In 1998, Georg Franck published his book entitled "The Economy of Attention". He sees the economy of attention as existing in parallel to the economy of money and values attention as an important component of social cohesion. According to him, the different types of attention capital are prestige, reputation, prominence, and glory. In the example of advertising, good publicity that has a lot of reaches and makes an impression is transformed into money for the agencies. In politics, the currency of attention is one of the essential elements for a successful election campaign. Attention is a commodity that is fought for everywhere. Our technical devices also demand this attention. They want to urge you to use the app, point things out and ask you to use them. This rush of information masses is driven by the increasing number of channels and causes noise.

© by Jan Erik Waider
© by Myself

Calm Technology

Calm Technology was defined by Mark Weiser, John Seely Brown, and Rich Gold in 1995 at the Xerox subsidiary "PARC". Their motivation was the constantly increasing amount of information and increasingly complex computers. Weiser believed that this would lead to an era of 'quiet technology' where technology would not replace us in a panic but would help us focus on the things that really mattered to us. Amber Case embraced this philosophy and wrote the book 'Calm technology' as a result. With it, she also described the methodology for 'inclusive design' for Microsoft. The methodology describes how to create accessible and, above all, people-friendly interfaces and products that support everyday life and make as little frustration and stress as possible. We have used these guidelines as a starting point in our project.

© by Myself


In this project, it was essential to test many assumptions. We gathered insights through many interviews, but these were very emotionally charged and very different from the respective participants. Therefore, we tested and validated each assumption. In the process, we also came up with new insights, which we included in our application.



The user should be given the opportunity to decide for himself when he communicates with whom. The user's attention should only be gained at the essential moments.



Chats can become overwhelming after a long absence. To not miss important content, the system must make it easier for the user to keep up to date.

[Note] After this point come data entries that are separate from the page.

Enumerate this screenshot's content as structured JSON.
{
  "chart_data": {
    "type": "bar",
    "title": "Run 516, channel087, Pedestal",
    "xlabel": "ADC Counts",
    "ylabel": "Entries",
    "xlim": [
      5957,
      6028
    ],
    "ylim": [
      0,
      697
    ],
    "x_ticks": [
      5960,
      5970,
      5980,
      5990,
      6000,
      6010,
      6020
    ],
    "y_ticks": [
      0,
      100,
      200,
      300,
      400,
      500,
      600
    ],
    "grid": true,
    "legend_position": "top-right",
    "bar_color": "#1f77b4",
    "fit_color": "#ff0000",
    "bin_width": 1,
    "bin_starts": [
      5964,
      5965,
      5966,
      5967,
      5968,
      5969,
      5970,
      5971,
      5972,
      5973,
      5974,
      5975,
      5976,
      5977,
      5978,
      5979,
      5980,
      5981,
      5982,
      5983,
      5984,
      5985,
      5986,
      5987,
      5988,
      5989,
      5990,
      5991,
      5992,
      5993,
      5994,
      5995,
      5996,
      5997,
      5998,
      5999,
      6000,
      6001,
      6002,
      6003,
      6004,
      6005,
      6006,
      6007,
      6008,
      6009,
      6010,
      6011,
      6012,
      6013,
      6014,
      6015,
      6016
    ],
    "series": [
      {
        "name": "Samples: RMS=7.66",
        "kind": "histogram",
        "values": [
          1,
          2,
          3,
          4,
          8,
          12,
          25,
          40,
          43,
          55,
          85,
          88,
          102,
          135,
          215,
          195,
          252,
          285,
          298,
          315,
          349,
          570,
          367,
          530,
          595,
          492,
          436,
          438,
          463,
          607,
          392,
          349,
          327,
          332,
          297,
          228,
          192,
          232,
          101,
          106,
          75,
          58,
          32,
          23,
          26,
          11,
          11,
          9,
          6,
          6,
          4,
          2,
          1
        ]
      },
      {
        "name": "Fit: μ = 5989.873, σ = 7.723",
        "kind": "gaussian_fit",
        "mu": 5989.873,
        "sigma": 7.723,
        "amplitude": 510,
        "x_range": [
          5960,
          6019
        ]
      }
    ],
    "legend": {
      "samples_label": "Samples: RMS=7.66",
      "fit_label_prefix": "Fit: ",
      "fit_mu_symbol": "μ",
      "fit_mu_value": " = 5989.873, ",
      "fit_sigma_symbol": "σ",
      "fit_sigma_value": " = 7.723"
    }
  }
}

Despite new rules and tools, the app should not create barriers and instead give users more opportunities to communicate better with their fellow human beings.


What is Hej.?

It is a social hub/communication tool that tries to solve emerging problems caused by current communication channels. It is like the chats we know, but much more adaptable in terms of communication and stress. However, it is geared towards direct exchange with your own contacts. This means that the messages are goal-oriented and less attention-oriented. Everything takes place in your own closer cosmos with the contacts you really want to interact with. The focus of the application is not to restrict the user but to give him more tools to communicate smarter and be less stressed. We want to give the user the freedom to express the way he or she wants.


The App

It was considered that chats should be opened just as quickly as with comparable products. On the one hand, these four main screens give a good overview, but on the other hand, they also provide simple drill-down options within conversation histories.


Likewise, there are three main functions that need to be explained in more detail to understand the exotic structure of the application.


Modules are designed for a quick exchange of information. Interviews have shown that important content from messages is either overlooked or forgotten. In group conversations, in particular, you can easily loose important informationen. Users complained that they often follow the chat conversations to avoid missing important information and consequently get distracted. For this reason, we put the modules far in the foreground of the app. The modules are a reduction to the essentials. They are goal-oriented messages. When you look in the feed and see the modules, you overview the most important information. The modules differ in that the information can be limited and a clear structure is usually given.



The quote module is the most flexible so far. If a mail or chat message seems important for later, you can still highlight the selected quote. This is primarily intended to give the user as much freedom as possible to prioritize content.



The event module is used to arrange a mutual interaction depending on time and place. This module is more likely to be used when planning is completed. According to interviews, this information is often not shared transparently and gets lost.



The poll module reduces and clarifies discussions, a big reason why chats can explode with the number of messages. Decisions become more understandable and stand out clearly. This module is more for planning in large groups.